Kelly Cates explains why Roy Keane and Graeme Souness are so critical of players
'They see the game in the same way'
Kelly Cates has explained why she believes Roy Keane and Graeme Souness can be quite critical of players when on punditry duty.
The Sky Sports presenter regularly works with the pair, and she believes that they share a similar outlook on football.
Cates said that Keane and Souness are very driven and cannot accept when modern players do not appear to match their attitude to the sport.
"They see the game in the same way. The same things make them roll their eyes, the same things annoy them and they enjoy the same sort of things about games as well.
"I think it just comes from being really driven.
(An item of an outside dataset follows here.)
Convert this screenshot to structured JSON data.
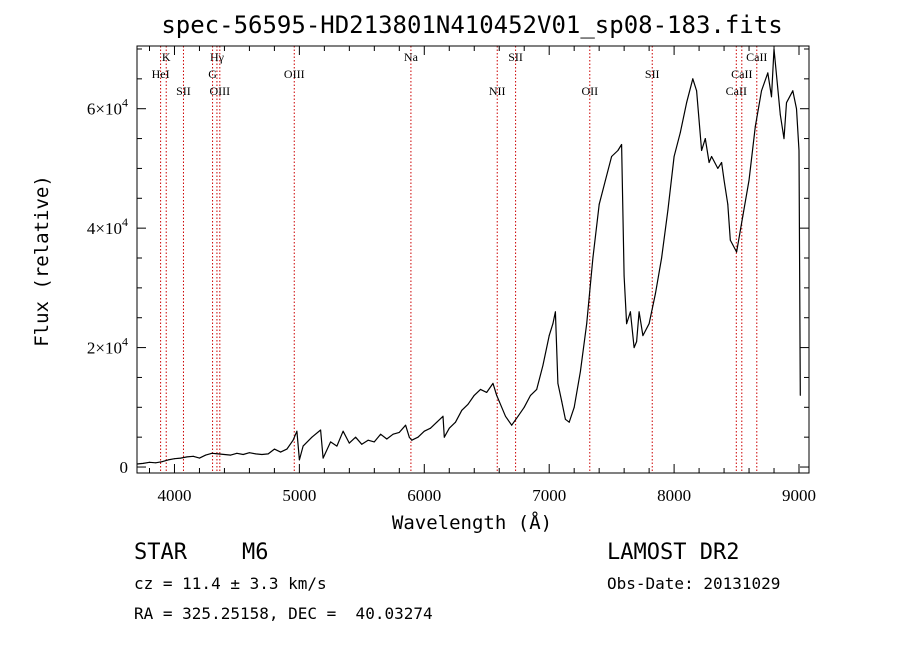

I think that, sometimes, a lot of the really harsh criticism that comes from both of them is frustration because they love the game so much.
"They appreciated their chance to play it at the highest level so much," the Sky Sports presenter continued.
"It wouldn’t occur to them to turn up and not absolutely go flying into everything that they could do, and at times crossing the line when they did that.
"They find it just unfathomable that somebody would not have that same attitude. They just don’t understand it."
It is no surprise that Keane and Souness take a similar approach to punditry and share similar views on the sport. The pair had comparable playing careers.
Souness was the best midfielder in England during the 1980s and captain of Liverpool during their most successful years.
The Scot was a tough-tackling, intelligent midfielder with an eye for a pass who excelled at the highest level of the sport for over a decade.
While Keane was the best midfielder in England in the 1990s and captain of Manchester United during their most successful years.
The Irishman was a tough-tackling, intelligent midfielder with an eye for a pass who excelled at the highest level of the sport for over a decade.
Both also had mixed records in management. Souness and Keane appeared to find it difficult to relate to players who were not as good at football, or determined, as they were as players.
It is no surprise that they share a similar outlook as pundits.